I am baffled as to why so many people decide to get more than one dog when they are not able to cope with looking after them adequately because of other family commitments. This situation is entirely of the OP's own making. Why get another dog and then not even walk it properly?

pigsDOfly · 20/01/2020 16:25

Seems like quite a lot of people get dogs and then expect them to entertain themselves and train themselves.

Makes no sense. I really don't understand why anyone would want an animal in their home that they, effectively, have no interaction with.

JesusInTheCabbageVan · 20/01/2020 18:48

I suspect OP is going to continue neglecting him until he becomes unmanageable, and then flog him on Gumtree 'so I can be sure he's going to a good home'. Then she'll buy another puppy.

sillysmiles · 20/01/2020 18:49

3-4 times a week? That's mad. If the dog is only left for an hour a day that suggests you are at home during the day so how come the dog is not getting walks during the day?
I would have thought 2 walks per day is the minimum for any dog?

What breed is the older dog?

sillysmiles · 20/01/2020 18:52

Agree with this. MN is very anti-rehoming, but it doesn't sound as if you can meet this dog's needs, so he would be better off re-homed, as long as you do it responsibly.

But the problem is when people don't get what they are doing wrong and don't realise that they are the problem and it isn't that they have a problem dog. People make a committment and they should be taking all steps to change their behaviour first before rehoming.
Most rescues are brimming and can't handle the intake from people who just need a kick up the butt and to start stepping up and stop being lazy.

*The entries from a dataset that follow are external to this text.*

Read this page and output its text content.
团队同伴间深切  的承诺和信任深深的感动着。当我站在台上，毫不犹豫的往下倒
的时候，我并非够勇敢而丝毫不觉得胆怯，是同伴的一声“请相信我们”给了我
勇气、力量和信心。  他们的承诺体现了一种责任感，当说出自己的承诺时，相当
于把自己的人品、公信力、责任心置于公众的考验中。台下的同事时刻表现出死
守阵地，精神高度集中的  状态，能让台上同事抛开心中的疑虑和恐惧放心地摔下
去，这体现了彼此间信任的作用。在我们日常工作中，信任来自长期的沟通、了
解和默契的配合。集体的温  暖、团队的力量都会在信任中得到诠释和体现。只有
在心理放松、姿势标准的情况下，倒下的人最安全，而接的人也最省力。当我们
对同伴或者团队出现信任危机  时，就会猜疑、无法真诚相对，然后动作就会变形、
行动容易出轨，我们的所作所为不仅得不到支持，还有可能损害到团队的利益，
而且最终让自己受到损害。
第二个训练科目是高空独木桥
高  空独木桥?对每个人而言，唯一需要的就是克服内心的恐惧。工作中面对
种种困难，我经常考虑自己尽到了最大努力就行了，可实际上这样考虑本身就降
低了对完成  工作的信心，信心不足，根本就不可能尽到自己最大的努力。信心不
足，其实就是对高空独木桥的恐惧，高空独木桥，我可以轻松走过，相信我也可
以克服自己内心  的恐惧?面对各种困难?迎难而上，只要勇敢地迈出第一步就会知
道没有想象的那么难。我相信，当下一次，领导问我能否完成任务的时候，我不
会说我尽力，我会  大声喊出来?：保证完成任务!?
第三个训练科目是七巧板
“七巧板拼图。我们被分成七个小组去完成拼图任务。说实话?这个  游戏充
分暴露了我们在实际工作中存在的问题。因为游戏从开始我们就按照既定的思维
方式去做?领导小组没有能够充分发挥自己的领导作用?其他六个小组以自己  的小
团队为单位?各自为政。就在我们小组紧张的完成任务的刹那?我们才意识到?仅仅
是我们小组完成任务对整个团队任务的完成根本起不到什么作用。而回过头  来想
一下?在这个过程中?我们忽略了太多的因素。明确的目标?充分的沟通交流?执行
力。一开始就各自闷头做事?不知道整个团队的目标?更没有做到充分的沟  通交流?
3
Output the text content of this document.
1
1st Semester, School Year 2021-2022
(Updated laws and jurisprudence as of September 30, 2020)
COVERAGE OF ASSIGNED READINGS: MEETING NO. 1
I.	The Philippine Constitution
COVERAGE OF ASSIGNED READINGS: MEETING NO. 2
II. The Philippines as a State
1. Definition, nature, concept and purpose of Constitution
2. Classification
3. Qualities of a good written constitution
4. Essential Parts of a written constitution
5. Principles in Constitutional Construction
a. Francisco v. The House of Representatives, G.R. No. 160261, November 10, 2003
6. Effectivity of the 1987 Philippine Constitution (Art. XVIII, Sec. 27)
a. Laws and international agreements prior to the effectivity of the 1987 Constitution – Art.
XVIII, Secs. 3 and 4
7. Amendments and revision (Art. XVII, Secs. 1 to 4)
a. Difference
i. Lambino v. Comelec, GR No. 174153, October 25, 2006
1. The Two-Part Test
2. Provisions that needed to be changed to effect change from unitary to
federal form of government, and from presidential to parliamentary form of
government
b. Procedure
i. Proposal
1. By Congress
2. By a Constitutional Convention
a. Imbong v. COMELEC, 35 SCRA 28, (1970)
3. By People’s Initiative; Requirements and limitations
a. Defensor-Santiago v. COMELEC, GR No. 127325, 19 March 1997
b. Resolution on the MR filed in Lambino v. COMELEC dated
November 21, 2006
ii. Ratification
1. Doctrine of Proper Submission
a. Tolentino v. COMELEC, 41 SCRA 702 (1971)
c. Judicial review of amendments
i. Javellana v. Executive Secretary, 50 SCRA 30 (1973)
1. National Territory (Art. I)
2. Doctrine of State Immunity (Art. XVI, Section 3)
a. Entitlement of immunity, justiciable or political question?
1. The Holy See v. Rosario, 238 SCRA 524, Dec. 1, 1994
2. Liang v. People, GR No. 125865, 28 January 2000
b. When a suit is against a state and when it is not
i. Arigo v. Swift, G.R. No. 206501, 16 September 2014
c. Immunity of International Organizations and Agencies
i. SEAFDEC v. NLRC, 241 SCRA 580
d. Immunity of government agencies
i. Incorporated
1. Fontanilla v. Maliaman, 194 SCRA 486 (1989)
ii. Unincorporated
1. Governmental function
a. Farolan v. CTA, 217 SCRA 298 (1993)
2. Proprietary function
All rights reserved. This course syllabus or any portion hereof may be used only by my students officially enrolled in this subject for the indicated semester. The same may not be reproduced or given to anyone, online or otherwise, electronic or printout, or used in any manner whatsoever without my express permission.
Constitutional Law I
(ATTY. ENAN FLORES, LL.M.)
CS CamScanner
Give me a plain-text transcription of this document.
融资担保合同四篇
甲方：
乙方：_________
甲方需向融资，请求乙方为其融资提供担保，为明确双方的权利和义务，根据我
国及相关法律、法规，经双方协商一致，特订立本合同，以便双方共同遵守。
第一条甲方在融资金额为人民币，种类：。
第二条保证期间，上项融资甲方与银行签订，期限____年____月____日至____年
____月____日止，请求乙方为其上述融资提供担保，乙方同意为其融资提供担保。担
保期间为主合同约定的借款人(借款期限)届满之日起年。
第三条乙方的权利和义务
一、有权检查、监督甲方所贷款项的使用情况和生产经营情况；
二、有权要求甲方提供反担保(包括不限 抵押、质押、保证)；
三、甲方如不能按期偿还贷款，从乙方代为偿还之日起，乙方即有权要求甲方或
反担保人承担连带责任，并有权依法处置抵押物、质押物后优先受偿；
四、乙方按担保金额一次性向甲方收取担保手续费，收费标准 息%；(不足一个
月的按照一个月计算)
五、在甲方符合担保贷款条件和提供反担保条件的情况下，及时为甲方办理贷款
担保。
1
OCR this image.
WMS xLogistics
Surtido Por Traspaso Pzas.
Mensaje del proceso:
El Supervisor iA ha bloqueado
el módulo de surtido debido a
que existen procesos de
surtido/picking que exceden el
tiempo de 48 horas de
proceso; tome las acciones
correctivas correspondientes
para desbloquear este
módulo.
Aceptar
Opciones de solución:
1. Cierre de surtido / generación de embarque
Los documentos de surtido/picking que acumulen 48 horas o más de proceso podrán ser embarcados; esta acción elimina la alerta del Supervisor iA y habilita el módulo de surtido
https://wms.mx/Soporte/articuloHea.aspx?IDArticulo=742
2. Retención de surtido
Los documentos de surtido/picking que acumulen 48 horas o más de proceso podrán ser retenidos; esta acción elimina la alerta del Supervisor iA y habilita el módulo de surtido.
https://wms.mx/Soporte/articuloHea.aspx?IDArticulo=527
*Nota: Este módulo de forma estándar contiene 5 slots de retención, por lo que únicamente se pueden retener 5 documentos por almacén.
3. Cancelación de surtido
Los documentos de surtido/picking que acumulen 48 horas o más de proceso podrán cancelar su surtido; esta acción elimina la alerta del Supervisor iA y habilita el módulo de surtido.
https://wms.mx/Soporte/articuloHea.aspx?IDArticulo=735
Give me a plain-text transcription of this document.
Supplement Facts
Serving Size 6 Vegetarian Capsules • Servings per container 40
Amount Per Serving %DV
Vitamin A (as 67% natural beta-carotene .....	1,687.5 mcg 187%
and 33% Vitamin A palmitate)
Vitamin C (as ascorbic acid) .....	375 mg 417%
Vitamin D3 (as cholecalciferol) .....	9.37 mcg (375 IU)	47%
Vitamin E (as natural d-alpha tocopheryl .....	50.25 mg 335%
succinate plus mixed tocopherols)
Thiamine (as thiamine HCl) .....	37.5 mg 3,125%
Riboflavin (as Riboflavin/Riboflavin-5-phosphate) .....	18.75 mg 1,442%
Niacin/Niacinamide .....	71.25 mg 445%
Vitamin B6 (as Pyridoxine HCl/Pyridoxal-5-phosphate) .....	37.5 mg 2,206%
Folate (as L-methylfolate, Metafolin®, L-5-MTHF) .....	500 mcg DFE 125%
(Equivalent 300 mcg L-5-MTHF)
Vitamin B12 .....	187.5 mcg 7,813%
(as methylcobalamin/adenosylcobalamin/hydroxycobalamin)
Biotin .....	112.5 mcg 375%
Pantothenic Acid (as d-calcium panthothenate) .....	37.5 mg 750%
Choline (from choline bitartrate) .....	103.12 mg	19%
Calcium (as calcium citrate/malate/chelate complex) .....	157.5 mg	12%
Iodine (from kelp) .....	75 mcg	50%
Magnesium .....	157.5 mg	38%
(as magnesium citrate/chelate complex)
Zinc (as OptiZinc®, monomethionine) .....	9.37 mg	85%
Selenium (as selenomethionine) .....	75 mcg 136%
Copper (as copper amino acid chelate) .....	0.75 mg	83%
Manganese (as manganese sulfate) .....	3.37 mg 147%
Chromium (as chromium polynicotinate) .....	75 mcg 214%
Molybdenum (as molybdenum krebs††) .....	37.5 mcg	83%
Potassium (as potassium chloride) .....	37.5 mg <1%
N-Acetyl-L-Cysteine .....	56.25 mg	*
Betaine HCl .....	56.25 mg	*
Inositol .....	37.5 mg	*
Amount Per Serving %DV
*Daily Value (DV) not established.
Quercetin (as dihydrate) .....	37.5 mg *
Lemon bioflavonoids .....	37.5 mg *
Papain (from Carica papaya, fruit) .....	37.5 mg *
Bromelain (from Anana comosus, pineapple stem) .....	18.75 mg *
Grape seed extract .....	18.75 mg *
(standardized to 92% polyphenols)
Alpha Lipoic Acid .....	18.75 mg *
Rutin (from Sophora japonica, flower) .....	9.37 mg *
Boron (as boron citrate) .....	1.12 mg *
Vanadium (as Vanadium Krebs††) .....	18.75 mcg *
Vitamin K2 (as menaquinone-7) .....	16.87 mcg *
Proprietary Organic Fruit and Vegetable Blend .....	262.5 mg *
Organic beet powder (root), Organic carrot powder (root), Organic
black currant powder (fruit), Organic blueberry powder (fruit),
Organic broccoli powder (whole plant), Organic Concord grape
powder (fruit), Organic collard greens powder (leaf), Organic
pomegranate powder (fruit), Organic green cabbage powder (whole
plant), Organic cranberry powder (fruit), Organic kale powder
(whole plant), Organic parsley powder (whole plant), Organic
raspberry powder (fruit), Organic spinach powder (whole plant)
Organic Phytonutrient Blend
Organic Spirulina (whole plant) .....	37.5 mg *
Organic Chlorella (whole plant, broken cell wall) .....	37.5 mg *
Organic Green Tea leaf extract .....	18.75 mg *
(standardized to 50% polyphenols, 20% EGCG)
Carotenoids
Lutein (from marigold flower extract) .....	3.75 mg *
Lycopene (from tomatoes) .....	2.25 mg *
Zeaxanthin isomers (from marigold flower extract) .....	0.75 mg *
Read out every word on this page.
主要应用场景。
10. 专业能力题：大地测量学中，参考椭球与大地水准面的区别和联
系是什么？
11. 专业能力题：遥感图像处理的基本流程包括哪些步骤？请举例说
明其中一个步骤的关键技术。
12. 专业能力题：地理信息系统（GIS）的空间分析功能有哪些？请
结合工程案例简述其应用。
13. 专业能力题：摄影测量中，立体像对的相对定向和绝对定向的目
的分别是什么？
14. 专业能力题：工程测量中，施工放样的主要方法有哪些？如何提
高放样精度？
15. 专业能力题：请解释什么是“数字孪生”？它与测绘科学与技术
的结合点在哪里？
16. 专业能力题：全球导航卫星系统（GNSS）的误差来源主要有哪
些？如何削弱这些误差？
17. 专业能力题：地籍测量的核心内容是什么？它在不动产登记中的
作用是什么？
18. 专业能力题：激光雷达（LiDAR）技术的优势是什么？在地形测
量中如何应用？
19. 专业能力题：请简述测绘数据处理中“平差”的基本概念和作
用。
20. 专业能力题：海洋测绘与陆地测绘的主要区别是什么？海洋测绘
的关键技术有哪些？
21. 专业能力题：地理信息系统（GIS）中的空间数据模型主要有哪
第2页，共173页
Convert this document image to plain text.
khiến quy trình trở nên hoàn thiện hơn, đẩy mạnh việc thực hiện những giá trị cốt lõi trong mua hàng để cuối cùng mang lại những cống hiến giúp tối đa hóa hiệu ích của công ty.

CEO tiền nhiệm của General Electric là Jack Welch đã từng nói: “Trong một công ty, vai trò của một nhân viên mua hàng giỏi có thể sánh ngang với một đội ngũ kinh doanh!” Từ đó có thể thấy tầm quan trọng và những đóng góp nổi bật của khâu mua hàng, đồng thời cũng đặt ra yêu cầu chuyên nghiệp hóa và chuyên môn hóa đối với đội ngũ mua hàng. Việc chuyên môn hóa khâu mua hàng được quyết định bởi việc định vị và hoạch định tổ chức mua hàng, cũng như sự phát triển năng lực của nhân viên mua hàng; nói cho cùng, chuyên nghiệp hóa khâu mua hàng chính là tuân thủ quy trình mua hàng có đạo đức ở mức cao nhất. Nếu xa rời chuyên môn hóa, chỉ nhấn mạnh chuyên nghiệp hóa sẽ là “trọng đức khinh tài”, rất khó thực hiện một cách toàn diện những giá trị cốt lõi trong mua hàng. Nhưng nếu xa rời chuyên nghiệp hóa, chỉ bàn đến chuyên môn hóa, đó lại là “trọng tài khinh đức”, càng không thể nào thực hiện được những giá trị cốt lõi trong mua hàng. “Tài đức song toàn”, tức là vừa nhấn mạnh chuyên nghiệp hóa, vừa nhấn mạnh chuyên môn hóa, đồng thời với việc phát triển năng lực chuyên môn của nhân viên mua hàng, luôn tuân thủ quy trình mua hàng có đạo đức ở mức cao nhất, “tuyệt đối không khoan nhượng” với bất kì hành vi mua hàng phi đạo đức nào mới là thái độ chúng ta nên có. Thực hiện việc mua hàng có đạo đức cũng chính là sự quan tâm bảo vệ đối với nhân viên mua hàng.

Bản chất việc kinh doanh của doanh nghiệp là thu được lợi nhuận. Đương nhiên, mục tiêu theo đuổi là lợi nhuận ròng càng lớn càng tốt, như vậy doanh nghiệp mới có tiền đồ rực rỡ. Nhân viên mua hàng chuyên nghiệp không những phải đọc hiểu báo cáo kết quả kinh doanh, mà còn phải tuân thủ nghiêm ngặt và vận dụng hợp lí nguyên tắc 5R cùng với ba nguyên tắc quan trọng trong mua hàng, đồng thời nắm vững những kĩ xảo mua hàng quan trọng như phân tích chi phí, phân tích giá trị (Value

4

pigsDOfly · 20/01/2020 20:02

sillysmiles You're absolutely right but unfortunately, a hell of a lot of people don't want to acknowledge that it's not the dog that's the problem, it's the owner.

Before I got my dog, my first ever dog, I did masses of homework. I learned as much as I could about her breed, about training, about health and feeding etc.

When I got her, I socialised her, took her to training classes, spent time training her and so on and walk her regularly in all weathers.

I didn't get a dog and stick it in my house only to leave it there to mope around, have nothing to do and bark at people.

Most people on here will have done exactly the same as me.

I'd take a bet that the OP's other dog lives a life very similar to the dog she's having problems with, the only difference is that dog isn't a problem because it doesn't bark.

Some people just don't want to fulfill their commitment to the animals they take on, which is one of the reasons rescue centres are overflowing with unwanted dogs.